AOS QUE CONSIDERAM A CLÁUSULA INVÁLIDA:


Segundo advogados do sindicato patronal, caso o aviso prévio tenha sido emitido ANTES do registro da CCT, as exigências desta cláusula não se aplicam.


No entendimento dos advogados do SECOVI, qualquer cláusula da CCT que impeça ou limite o direito de escolha do empregador é inválida. As Convenções Coletivas de Trabalho não podem impor ao empregador, qualquer obrigação ou proibição de contratação do fornecedor “X” ou do serviço “Y”. No caso da terceirização em condomínios, não resta mais dúvidas acerca da sua legalidade, haja vista a promulgação do “Marco Legal da Terceirização” por meio da lei 13.429/2017, que alterou a lei 6.019/1974 para reconhecer a legalidade e traçar as regras para a contratação de serviços. No caso de condomínios com portaria virtual/remota, esta é uma das modalidades de prestação de serviços abarcadas pela lei da terceirização, portanto, não cabe discussão acerca da sua legalidade, que encontra amparo no marco legal.
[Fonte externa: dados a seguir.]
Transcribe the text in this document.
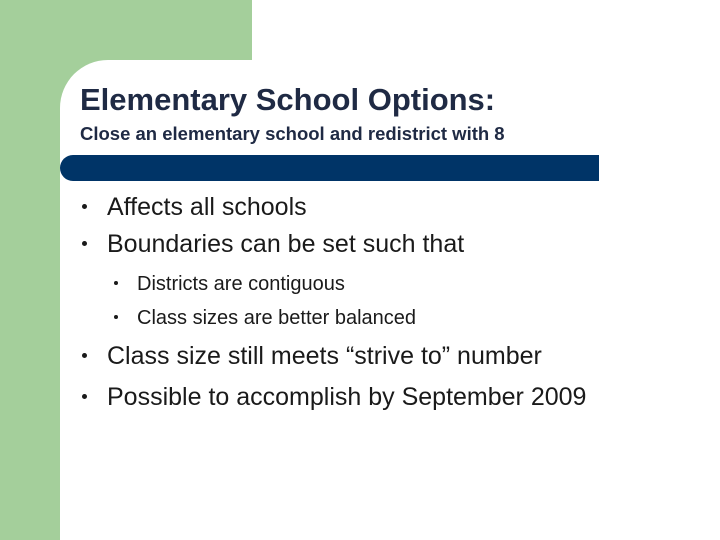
Elementary School Options:
Close an elementary school and redistrict with 8
Affects all schools
Boundaries can be set such that
Districts are contiguous
Class sizes are better balanced
Class size still meets “strive to” number
Possible to accomplish by September 2009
Alguns juristas acreditam que a cláusula 36ª, da CCT 2023/2024 firmada entre o SINDICOND e o SINDIFICIOS, deverá ser expurgada da convenção, tão logo o sindicato das empresas de monitoramento eletrônico apresente ao STF uma reclamação, para fins de preservar a autoridade dos julgamentos realizados com repercussão geral.



CONCLUSÃO:


Quando as opiniões dos juristas especialistas são divergentes, é normal os síndicos e conselheiros do condomínio ficarem perdidos, e nesta hora o auxílio da administradora e seu departamento de Recursos Humanos é fundamental. Aos síndicos de condomínios mais precavidos, entendemos que uma das medidas inicias, seria a adesão ao REDINO (Regime Especial de Direitos Normativos), que implica na contribuição ao sindicado patronal SINDICOND, no valor de seis (06) parcelas de R$ 165,00. O síndico também pode convocar uma assembleia, para compartilhar a decisão com os demais condôminos.
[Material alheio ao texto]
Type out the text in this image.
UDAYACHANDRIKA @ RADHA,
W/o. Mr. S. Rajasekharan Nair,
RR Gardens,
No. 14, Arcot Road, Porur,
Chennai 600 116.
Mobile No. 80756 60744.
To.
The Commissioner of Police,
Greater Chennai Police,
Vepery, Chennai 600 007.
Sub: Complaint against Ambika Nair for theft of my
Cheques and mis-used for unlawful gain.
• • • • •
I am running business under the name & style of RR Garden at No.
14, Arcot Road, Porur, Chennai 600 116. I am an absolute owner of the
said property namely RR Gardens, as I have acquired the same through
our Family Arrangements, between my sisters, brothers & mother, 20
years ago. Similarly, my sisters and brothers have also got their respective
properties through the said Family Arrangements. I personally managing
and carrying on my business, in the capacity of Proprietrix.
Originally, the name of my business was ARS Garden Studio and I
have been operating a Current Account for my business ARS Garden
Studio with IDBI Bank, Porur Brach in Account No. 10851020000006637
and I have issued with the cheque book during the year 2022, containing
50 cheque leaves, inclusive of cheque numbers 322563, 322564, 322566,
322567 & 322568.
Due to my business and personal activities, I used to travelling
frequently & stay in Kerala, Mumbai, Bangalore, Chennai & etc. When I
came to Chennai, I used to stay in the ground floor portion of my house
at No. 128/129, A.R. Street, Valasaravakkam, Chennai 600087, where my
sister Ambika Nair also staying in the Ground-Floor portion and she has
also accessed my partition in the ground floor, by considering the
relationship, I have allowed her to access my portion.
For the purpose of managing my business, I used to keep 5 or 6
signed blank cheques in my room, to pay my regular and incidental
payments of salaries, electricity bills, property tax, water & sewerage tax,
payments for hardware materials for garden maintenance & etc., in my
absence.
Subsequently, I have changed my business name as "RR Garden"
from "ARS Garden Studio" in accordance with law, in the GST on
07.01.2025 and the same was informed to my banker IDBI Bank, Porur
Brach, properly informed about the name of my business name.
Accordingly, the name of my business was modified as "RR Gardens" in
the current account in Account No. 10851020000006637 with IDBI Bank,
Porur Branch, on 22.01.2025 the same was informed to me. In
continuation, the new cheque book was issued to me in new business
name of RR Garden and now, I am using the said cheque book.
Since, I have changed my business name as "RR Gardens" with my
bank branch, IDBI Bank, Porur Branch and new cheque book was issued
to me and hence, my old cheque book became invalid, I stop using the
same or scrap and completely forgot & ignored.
A nova Convenção Coletiva de Trabalho, firmada no final de setembro/2023, entre os sindicatos dos trabalhadores (SINDIFICIOS) e dos condomínios (SINDICOND), prevê uma mudança interessante, para os condomínios e associações de moradores, que estão em processo, ou pretendem implantar um sistema de portaria e controle de acesso virtual/remoto. Mesmo com opiniões divergentes entre os juristas especialistas na área, os síndicos devem ficar atentos às próximas notícias sobre o tema.